Despite his very public and painful split with Billy Graham in the 50s and the later one with Bob Jones University in the 70s, Dr. Rice remained personally committed to prayer for those with whom he had disagreed. In his rather pointed sermon “Be a Fundamentalist but not a Nut” he made the case for a reasoned approach to others and issues. And he was pained by the broken friendships that resulted from his stands. During the falling out with Dr. Jones, Jr., one of Dr. Rice’s best-loved preacher friends, Dr. Tom Malone, stopped speaking at Sword conferences and resigned from the board. For Dr. Rice’s 85th birthday, just days before he died, Dr. Malone flew in to be present. It was without doubt the best gift he received. For the rest of the day, he told everyone he met, “Dr. Malone came for my birthday ”
And as was the case with the dispute between Paul and Barnabas, God uses even our falling out to further His work. The disagreement with Bob Jones led directly to the creation of the National Sword Conferences on Revival and Soul Winning, beginning in 1974 in Indianapolis. Thousands crowded into the civic center there to hear what by today’s standards would be an impossibly diverse lineup of speakers.
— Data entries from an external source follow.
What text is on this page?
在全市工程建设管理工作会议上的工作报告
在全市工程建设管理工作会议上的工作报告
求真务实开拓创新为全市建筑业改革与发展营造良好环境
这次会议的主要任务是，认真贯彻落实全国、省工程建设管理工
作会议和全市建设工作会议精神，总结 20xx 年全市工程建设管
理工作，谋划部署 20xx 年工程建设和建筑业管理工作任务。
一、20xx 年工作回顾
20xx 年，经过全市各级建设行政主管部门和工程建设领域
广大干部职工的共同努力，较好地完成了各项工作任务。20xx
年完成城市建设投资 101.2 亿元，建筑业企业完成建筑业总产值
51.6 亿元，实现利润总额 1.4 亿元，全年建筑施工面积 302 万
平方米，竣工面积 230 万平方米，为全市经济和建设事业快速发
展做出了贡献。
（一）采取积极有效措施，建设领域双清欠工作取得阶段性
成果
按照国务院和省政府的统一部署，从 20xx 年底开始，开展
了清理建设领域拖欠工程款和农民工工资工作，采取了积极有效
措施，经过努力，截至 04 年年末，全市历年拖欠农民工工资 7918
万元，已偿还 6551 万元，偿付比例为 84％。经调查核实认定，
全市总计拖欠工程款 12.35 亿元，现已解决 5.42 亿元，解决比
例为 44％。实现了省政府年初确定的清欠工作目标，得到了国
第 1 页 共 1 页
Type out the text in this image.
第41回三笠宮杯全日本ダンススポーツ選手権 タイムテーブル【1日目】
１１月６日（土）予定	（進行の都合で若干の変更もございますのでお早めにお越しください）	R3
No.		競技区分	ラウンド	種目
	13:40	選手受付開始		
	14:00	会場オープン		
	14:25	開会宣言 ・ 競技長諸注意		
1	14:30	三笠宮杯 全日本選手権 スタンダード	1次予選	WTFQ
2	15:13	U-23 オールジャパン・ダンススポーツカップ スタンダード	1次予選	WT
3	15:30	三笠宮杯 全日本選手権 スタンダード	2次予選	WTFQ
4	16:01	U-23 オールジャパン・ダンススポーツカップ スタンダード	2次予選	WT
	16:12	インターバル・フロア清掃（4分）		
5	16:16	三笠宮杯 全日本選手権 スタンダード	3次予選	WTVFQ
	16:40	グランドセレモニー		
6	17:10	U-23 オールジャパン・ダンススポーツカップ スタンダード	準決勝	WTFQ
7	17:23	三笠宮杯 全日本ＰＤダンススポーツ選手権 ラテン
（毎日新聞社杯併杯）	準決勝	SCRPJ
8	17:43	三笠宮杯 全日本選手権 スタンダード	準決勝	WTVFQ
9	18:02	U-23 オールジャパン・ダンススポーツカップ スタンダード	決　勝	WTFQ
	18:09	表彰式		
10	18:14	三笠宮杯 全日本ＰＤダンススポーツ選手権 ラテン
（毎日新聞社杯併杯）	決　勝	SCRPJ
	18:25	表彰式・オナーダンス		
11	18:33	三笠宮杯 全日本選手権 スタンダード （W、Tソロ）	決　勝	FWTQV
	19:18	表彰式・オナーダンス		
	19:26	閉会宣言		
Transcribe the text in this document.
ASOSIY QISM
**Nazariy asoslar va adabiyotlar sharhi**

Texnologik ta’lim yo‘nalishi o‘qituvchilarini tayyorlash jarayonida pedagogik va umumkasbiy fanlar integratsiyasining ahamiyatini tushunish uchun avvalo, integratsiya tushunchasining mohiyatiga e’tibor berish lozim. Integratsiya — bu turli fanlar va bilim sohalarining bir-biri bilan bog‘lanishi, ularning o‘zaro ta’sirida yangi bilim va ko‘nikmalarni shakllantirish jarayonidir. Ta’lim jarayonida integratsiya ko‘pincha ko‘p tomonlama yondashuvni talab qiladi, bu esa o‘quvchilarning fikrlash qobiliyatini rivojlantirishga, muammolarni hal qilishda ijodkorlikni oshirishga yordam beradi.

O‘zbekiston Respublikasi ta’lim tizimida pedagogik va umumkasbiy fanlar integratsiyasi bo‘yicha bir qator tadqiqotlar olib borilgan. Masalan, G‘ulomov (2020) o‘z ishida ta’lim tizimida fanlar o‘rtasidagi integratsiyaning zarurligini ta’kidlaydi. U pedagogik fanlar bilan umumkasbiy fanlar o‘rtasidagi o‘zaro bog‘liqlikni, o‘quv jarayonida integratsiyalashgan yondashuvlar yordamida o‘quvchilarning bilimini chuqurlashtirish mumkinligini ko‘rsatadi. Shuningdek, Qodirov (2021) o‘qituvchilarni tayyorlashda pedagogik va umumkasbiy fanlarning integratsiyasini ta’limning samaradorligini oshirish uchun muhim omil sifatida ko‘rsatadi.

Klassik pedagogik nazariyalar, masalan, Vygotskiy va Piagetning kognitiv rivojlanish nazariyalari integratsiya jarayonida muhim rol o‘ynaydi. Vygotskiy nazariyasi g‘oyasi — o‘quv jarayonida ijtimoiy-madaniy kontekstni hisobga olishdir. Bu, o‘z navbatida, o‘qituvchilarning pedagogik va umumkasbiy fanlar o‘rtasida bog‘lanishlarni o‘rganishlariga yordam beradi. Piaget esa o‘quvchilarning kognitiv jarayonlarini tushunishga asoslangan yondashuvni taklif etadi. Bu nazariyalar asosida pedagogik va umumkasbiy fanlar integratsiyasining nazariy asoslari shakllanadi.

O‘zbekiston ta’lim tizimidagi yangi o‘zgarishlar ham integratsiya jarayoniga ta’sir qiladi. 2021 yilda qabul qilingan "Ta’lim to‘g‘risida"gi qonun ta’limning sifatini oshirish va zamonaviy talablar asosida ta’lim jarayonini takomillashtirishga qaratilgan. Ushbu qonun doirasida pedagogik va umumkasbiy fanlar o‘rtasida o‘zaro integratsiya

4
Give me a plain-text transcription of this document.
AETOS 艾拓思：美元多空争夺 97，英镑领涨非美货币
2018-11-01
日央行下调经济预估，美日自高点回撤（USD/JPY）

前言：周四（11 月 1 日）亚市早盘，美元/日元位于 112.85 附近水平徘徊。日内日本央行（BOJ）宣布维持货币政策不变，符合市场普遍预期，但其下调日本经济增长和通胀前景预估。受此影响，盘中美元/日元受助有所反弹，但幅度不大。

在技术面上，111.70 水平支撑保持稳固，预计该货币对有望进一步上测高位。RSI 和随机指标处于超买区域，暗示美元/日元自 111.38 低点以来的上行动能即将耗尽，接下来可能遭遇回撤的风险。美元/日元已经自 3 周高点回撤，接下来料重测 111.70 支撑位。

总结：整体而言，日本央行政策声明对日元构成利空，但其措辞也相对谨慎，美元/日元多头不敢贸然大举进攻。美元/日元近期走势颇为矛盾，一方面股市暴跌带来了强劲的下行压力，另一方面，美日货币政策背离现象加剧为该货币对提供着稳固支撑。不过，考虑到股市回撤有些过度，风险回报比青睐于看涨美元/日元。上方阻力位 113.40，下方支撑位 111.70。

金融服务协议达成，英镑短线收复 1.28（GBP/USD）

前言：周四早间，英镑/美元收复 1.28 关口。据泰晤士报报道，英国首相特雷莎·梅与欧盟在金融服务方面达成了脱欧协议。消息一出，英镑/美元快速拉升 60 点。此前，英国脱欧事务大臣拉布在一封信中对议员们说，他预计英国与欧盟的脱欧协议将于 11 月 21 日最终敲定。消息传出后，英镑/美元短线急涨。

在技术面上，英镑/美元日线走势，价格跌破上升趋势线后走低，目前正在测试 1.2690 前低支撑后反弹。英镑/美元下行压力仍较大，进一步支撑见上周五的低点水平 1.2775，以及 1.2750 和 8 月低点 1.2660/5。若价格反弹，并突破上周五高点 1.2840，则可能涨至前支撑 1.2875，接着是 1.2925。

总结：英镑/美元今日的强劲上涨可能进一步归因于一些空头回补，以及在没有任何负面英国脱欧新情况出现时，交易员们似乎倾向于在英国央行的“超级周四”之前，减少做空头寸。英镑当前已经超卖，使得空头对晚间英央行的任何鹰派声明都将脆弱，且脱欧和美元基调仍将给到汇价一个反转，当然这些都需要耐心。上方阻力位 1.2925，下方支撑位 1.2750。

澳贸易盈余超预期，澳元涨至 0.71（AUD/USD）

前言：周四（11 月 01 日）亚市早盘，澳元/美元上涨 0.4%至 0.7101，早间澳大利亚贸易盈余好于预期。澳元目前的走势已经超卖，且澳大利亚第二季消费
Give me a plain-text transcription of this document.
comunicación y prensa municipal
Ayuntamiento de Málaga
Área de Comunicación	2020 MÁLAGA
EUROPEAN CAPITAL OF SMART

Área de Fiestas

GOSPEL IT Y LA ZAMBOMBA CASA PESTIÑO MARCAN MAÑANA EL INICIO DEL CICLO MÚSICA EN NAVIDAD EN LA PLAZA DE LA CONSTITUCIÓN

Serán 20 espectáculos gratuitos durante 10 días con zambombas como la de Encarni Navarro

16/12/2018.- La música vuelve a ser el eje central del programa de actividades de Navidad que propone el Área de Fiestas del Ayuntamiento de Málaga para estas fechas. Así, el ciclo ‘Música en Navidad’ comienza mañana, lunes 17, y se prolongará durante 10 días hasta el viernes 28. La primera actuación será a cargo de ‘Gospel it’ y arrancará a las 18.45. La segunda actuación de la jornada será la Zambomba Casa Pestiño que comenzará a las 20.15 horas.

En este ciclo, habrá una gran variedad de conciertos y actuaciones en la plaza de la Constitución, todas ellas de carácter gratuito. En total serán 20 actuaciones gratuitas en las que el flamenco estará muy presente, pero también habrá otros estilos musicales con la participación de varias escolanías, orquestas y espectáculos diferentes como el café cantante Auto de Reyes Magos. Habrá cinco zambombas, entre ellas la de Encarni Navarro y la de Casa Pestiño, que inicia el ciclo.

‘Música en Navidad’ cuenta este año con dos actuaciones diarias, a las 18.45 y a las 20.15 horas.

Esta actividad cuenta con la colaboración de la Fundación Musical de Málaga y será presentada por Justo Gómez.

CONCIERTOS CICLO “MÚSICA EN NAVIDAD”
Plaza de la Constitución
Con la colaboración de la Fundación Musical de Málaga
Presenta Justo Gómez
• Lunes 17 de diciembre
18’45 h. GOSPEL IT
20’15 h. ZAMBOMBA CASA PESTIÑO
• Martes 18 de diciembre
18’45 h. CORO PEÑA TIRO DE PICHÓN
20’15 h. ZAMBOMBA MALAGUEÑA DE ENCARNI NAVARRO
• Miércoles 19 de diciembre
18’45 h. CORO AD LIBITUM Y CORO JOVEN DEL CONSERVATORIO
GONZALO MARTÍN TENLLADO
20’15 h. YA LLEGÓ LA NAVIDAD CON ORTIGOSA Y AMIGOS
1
That leads me to my final point. The greatest legacy of Dr. Rice (aside from the men he inspired to enter the ministry) was the founding of The Sword of the Lord. Twenty five years after he left it, the paper remains a voice, but for some very different points of view. Evangelism is still an emphasis, but Dr. Rice’s open invitation to fundamentalists across denominational lines to work together has been replaced by an insistence on Independent Baptist only–to go along with a promotion of the King James only position that he decried repeatedly in his later years. With a circulation now a quarter of what it was during his lifetime, the paper he founded reaches far fewer people than it once did.
Like David, John R. Rice served his generation and his Lord to the best of his ability, and then fell asleep. His influence remains; his wisdom and balance are greatly missed. It is doubtful that fundamentalism will ever have another leader of such unquestioned stature.